Let $G$ be a finite group and let $V = \{f : G → C\}$ be the vector space
of all complex valued functions on G. Define a representation of G on V by
$(ρ_gf)(h) = f(g^{-1}h), h ∈ G.$
Prove that (V, ρ) is isomorphic to the left regular representation $\mathbb{C}$G.
My attempt (not working):
If two representations are isomorphic then we need to construct an intertwining operator between them.
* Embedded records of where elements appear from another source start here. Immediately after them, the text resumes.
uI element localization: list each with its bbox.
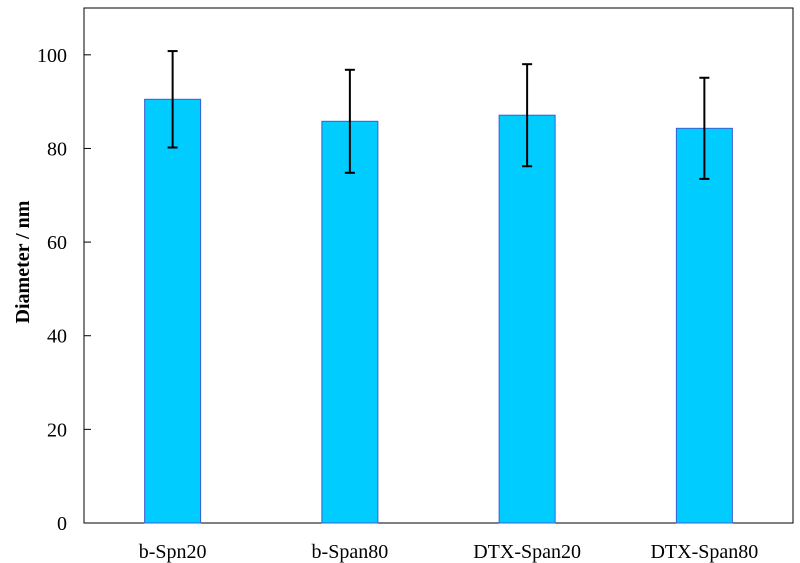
bar-b-Span80 — [321, 120, 379, 524]
error-bar-DTX-Span80 — [699, 76, 710, 180]
y-tick-label: 60 — [47, 232, 67, 254]
plot-area — [83, 7, 794, 524]
y-tick-label: 80 — [47, 138, 67, 160]
y-tick-label: 40 — [47, 326, 67, 348]
y-tick-label: 100 — [37, 45, 67, 67]
bar-DTX-Span80 — [675, 127, 733, 524]
x-category-label: DTX-Span20 — [473, 541, 581, 563]
x-category-label: DTX-Span80 — [650, 541, 758, 563]
y-tick-label: 20 — [47, 419, 67, 441]
x-category-label: b-Span80 — [312, 541, 389, 563]
bar-DTX-Span20 — [498, 114, 556, 524]
y-tick-label: 0 — [57, 513, 67, 535]
x-category-label: b-Spn20 — [139, 541, 207, 563]
error-bar-b-Spn20 — [167, 50, 178, 149]
error-bar-b-Span80 — [344, 68, 355, 174]
bar-b-Spn20 — [144, 98, 202, 524]
error-bar-DTX-Span20 — [522, 63, 533, 168]
y-axis-title: Diameter / nm — [12, 200, 34, 323]
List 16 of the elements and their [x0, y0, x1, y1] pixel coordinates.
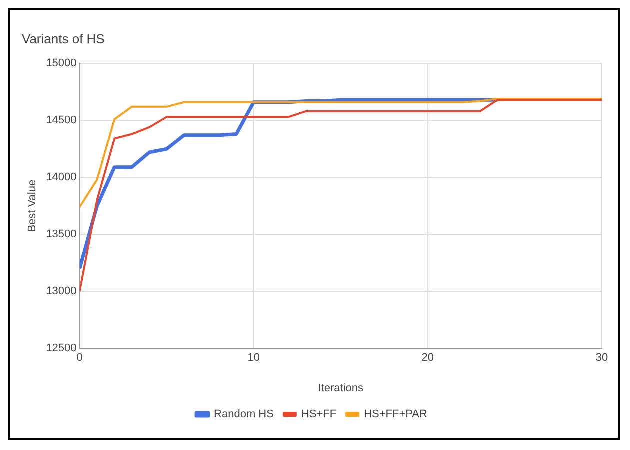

Let $T: \mathbb{C}G → V$ be $T(e_x)=f(x), x \in G$, where $\{e_x\}_{x\in G}$ denotes the basis of $\mathbb{C}$G. However this is just one of the many examples of T that I have tried, all failing to work give the required identity:
$T \circ \rho_g^L(e_x)=\rho_g\circ T(e_x) $.
Any help would be appreciated in particular understanding the construction of these operators.
Best Answer
The left regular representation is a map $\rho^L:G\to GL(\mathbb{C}G)$, defined on the basis $\{e_x\mid x\in G\}\subset\mathbb{C}G$ by $$\rho^L(g)e_x=e_{gx}.$$
On the other hand, there is a basis of coordinate functions $\{\delta_x:G\to\mathbb{C}\mid x\in G\}\subset V$, where $$ \delta_x(h)=\begin{cases}1&\mbox{if }x=h\\0&\mbox{otherwise.}\end{cases} $$ Now, since $$ (g.\delta_x)(h)=\delta_x(g^{-1}h)=\begin{cases}1&\mbox{if }x=g^{-1}h\\0&\mbox{otherwise.}\end{cases} $$ we deduce that $g.\delta_x=\delta_{gx}$ (since $x=g^{-1}h\iff gx=h$). Therfore, we obtain a representation $\rho:G\to GL(V)$ given by $\rho(g)\delta_x=\delta_{gx}$.
Let $T:\mathbb{C}G\to V$ be the linear map $T(e_x)=\delta_x$. Then, $T$ is the intertwiner you are looking for.